Equinox Project | Monday, February 2, 2009

I got started on the through hull installation in earnest today.  My first order of business was to prepare the backing blocks for the mounting flanges.  For this job, I chose the relatively new Groco IBFV mounting flanges, which accept the straight threads of a through hull fitting on one side and the tapered threads of ball valves on the other--a great concept that makes one wonder why such a thing didn't exist long before.  I liked the idea of these fittings, as their installation would allow for easy removal or replacement of the ball valves themselves in the future, without a need to completely remove the bolted, flanged fitting and through hull.

Earlier, I'd determined a need for a 1" thick backing block, and with the requisite piece of 1" thick G-10 laminate on hand, I began by sanding the factory surface to prepare it for later steps, after which I cut four pieces of the appropriate size for the four fittings involved--two larger, two smaller.  I cut off the corners of the rectangular blanks and rounded over the cuts for pleasing appearance, to reduce potential stresses, and to avoid any sharp corners that might be unpleasant to encounter during future forays into the bilges during the boat's life.  Finally, I milled holes for the through hull fittings, after first determining the position of the mounting flanges on the backing blocks.


After cleaning the surfaces of the blocks and the corresponding surfaces of the hull with acetone, I installed the backing blocks in thickened epoxy, using small dabs of hot melt glue to hold the blocks in place while the epoxy cured.  After allowing the initial installation to cure during the lunch break, I used more epoxy to create fillets around the edges of the blocks where they met the hull.



Next, I prepared a series of 1/4" thick fiberglass backing plates for some of the deck fittings, namely the stanchion bases, mid-cleats, and bow pulpit; later, I'd build the backing plates for other areas of the deck, but for now the areas forward of the cockpit were my focus.
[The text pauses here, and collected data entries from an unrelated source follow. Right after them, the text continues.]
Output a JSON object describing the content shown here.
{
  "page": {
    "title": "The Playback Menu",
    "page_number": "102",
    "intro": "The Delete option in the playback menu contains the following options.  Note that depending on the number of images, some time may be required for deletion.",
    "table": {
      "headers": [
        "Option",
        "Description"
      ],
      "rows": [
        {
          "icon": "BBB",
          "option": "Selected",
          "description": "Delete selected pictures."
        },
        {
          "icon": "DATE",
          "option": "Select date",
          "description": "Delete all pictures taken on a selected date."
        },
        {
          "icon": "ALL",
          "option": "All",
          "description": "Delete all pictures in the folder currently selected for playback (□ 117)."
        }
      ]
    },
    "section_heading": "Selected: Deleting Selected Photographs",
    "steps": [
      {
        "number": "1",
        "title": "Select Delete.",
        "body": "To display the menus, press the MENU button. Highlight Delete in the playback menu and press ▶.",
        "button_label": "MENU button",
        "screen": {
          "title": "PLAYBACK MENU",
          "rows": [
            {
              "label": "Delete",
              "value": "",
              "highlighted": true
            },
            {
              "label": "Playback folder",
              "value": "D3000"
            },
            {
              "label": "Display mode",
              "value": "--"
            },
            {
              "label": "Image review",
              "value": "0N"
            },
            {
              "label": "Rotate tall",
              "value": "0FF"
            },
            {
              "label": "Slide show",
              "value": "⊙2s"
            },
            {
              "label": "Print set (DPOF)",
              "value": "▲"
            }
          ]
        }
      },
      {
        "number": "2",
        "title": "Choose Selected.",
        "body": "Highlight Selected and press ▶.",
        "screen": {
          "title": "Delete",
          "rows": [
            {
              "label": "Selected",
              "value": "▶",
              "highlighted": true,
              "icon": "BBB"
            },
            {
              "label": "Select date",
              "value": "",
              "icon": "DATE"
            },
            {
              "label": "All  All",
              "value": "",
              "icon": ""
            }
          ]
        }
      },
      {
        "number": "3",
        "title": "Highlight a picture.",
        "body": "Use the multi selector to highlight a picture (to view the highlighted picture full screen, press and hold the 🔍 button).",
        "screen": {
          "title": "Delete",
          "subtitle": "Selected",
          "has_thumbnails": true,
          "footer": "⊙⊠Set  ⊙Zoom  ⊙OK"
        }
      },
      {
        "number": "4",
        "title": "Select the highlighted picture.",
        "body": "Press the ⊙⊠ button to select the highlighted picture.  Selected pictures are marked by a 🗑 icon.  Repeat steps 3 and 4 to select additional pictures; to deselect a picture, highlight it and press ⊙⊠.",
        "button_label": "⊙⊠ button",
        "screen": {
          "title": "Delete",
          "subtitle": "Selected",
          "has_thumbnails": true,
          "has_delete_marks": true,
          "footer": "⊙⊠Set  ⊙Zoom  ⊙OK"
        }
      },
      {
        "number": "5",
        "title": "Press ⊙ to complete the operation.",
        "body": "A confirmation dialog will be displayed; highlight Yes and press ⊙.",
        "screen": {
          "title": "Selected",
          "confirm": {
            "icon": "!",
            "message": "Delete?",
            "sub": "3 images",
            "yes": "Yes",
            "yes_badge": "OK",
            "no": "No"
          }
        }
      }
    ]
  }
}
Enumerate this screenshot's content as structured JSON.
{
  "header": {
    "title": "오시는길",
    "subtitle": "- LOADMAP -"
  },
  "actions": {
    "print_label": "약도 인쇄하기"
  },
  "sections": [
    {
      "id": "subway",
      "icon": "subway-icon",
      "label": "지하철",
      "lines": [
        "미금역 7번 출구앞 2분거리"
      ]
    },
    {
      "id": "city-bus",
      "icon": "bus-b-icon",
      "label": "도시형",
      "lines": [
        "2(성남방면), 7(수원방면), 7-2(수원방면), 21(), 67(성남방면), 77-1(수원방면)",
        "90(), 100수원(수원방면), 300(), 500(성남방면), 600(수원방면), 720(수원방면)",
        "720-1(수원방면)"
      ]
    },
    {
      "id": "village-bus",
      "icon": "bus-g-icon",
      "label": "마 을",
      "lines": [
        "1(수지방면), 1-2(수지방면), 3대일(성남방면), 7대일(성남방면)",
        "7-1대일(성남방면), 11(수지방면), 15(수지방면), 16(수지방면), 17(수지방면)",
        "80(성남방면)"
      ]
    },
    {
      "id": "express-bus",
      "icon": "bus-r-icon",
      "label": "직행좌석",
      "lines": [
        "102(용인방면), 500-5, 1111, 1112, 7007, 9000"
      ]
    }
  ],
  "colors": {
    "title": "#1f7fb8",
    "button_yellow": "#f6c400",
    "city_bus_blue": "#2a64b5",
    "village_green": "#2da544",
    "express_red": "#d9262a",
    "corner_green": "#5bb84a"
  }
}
It appeared there'd be just enough clearance for these backing plates beneath the interior liner to allow nuts and washers to remain below the level of the trim pieces that would eventually cover the hardware.

To make life easier, now and forevermore, I glued the backing blocks to the underside of the decks in the appropriate locations, using a bit of epoxy and some more hot glue to hold the blocks while the epoxy cured; there'd be no way to install the backing plates after the bolts were installed, thanks to the design of the interior liner and the access to the areas in question, and having the backing plate permanently installed would allow me to drill and tap threads all the way through the deck and backing plate for a nice, secure installation.  I installed 10 backing plates in this manner.


To complete the day's work, I sanded the cabin sole and other brightwork pieces on the bench and applied another coat of varnish.